Of course LLMs did not solve all my woes. Worse, they introduced new ones.

When setting up the new homelab Claude decided to be pretty lax on security. Network isolation wasn't that important so it could just skip it, file permissions were a bit of a pain to deal with, so why bother… You get the picture.

Needless to say this was not cutting it. Once I realized this was going on, addressing it with the help of Claude was easy, but I had to first see this issues myself. Even with LLMs there is no replacement for understanding the code you have.

Another thing is the actual design of the repo itself and how it is organized. Claude can easily spaghettify a codebase if not kept in check. A disorganized codebase makes it harder for Claude itself to work, but more importantly, it makes it harder for me to understand the code I am using, which makes it harder to control Claude. It was critical for me to babysit Claude and give sensible repo design guidance so my code would be kept in check. Just because you're using AI doesn't mean you should let it make messy code.

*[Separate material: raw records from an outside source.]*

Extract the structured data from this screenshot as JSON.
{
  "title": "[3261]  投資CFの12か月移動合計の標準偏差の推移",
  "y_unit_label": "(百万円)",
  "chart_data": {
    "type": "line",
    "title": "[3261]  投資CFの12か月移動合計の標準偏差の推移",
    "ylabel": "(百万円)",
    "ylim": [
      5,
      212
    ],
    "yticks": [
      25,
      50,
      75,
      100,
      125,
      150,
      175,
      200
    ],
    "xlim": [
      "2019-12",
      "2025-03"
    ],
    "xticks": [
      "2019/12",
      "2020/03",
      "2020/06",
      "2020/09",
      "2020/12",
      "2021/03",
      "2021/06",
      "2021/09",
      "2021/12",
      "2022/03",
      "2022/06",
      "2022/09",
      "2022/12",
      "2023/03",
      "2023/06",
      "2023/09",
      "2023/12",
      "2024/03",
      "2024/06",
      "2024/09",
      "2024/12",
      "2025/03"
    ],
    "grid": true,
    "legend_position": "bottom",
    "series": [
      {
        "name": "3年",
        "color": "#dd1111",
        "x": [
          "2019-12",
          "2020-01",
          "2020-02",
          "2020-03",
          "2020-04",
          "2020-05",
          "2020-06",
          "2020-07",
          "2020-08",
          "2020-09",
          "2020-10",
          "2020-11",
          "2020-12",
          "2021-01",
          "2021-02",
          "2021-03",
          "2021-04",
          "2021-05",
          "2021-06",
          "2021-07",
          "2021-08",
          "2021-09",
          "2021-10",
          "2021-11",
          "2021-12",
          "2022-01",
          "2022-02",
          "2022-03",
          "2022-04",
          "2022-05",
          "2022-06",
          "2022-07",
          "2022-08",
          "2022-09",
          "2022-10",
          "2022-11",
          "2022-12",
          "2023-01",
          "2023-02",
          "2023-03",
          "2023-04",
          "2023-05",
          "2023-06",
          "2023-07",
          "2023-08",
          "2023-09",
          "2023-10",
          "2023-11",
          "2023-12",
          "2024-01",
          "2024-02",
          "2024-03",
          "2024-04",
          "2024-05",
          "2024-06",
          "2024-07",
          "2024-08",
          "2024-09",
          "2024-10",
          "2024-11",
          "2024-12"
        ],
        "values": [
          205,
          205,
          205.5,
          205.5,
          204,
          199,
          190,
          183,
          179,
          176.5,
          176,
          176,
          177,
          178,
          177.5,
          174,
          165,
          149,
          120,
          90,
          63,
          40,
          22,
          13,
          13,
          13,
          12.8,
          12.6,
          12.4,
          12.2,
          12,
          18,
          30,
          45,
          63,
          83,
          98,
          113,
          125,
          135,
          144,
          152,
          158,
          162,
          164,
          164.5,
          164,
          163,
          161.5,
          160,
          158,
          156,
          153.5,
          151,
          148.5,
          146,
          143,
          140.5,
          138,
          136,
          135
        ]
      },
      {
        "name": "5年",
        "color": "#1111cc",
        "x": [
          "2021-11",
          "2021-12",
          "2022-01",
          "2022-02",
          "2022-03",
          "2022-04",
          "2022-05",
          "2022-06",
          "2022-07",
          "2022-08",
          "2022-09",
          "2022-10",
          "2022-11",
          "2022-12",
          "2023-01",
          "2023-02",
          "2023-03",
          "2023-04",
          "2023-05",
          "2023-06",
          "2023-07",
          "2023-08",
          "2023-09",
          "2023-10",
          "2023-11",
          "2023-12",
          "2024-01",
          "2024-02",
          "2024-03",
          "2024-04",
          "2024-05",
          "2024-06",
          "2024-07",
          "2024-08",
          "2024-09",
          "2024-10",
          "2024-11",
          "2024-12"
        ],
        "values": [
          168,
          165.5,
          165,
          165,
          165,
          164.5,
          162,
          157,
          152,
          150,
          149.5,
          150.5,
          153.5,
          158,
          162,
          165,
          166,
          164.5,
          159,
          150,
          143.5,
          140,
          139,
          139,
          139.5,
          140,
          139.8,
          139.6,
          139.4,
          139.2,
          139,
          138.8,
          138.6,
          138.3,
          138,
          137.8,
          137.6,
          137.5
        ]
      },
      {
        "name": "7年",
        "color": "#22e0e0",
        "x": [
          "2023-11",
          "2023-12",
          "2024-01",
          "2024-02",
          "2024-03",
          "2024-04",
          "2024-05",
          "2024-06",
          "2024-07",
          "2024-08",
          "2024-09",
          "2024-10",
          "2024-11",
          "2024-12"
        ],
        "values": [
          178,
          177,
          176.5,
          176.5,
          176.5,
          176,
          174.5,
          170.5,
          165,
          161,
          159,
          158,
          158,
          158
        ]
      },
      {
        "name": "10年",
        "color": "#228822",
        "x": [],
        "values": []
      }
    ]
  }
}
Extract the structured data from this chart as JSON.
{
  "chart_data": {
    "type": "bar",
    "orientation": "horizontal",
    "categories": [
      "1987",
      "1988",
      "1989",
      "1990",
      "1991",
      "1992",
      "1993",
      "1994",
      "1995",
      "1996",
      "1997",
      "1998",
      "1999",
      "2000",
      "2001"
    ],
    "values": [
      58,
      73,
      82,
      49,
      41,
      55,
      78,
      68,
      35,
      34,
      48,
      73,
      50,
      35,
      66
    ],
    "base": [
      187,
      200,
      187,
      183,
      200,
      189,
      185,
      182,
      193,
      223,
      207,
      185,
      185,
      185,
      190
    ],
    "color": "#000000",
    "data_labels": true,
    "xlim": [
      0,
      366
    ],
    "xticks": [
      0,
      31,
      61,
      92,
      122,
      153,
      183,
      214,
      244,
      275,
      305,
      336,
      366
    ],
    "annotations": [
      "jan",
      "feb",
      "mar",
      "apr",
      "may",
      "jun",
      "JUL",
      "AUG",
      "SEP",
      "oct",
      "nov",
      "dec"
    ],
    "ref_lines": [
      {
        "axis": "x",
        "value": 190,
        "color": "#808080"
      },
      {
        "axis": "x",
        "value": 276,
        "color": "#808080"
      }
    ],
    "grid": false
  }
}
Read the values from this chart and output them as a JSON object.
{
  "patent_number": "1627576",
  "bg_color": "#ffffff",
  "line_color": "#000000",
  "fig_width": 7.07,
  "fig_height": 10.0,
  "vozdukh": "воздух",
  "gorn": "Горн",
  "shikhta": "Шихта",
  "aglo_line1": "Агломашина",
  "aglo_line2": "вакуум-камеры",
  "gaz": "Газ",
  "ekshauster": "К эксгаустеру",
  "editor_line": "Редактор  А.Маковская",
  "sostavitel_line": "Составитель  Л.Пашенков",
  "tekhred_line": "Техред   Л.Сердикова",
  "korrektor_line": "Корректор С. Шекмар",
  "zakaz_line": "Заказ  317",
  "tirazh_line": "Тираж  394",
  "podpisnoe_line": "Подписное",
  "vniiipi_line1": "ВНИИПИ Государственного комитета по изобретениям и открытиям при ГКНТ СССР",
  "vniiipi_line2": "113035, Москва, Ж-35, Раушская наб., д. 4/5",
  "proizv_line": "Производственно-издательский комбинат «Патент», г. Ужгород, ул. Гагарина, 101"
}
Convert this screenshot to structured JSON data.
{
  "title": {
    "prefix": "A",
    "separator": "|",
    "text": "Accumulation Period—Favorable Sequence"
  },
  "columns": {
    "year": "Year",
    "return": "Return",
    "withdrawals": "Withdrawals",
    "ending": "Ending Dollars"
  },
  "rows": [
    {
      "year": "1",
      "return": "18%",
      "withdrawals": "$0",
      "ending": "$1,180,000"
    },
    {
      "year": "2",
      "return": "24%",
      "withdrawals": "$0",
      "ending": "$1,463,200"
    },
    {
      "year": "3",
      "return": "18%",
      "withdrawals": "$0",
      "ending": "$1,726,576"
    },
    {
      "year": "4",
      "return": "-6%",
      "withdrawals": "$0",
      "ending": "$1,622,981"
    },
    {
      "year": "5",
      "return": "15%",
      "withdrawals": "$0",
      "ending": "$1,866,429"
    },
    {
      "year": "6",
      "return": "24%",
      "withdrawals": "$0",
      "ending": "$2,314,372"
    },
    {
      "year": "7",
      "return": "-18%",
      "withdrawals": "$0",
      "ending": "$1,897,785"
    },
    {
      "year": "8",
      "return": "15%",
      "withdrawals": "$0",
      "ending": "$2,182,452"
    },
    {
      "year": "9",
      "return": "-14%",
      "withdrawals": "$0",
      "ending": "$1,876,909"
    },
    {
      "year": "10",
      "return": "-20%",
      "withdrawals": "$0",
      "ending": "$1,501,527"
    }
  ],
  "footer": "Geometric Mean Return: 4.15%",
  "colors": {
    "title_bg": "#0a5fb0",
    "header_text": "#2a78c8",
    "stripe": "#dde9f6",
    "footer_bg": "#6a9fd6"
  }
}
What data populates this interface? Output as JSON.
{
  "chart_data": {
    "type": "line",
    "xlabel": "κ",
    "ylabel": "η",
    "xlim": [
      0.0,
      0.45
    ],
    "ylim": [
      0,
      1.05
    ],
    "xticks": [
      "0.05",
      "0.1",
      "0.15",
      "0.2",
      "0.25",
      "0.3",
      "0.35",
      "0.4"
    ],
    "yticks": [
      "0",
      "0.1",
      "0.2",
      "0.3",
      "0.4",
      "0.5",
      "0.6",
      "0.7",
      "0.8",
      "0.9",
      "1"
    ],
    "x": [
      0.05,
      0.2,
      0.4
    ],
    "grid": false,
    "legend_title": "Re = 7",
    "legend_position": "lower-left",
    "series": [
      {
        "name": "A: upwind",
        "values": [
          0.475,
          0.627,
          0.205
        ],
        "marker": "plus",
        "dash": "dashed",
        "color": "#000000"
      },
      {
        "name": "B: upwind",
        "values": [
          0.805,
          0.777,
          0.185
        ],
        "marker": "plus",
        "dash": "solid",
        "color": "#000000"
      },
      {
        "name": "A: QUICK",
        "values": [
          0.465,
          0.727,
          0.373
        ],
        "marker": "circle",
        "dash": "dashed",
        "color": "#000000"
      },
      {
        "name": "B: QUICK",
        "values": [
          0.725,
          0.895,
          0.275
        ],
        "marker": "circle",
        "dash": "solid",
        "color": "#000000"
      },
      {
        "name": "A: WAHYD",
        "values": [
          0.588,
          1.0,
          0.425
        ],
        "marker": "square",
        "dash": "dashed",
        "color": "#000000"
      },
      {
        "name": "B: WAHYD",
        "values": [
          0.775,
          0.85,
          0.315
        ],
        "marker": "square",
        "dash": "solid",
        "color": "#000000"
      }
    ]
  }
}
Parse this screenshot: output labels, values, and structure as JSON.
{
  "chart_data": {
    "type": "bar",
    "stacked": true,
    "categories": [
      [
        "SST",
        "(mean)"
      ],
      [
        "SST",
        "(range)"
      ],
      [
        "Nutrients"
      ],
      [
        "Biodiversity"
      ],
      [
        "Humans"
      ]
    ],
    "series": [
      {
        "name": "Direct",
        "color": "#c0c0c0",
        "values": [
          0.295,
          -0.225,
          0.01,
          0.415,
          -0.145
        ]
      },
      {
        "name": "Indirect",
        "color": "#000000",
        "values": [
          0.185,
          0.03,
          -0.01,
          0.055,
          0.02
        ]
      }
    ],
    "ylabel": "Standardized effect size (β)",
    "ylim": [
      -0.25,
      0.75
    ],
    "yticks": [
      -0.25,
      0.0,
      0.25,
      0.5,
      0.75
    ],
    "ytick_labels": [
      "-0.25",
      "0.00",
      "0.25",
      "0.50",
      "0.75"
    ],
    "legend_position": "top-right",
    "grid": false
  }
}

Even with these gripes - using an LLM saved me loads of time and allowed me to make this migration even if the time I have to spend on this topic is very, very limited.

Conclusion

This is an ongoing exercise in bad sys-admining - but I am enjoying it very much. Everything so far is running smoothly, and within a short amount of time I surpassed the state my homelab was in - and not once did I have to delete and redeploy an ingress configuration. I even managed to set up services that I gave up deploying before.

I will keep using this for now. In the end, I don't want to have to rely on the LLM for every task I want to do with my homelab. Over time, I will simplify and restructure my codebase further to make it easily maintainable by me, a silly old human. That being said, even now, it is in an excellent state, and I am optimistic about the future of my self-hosted services.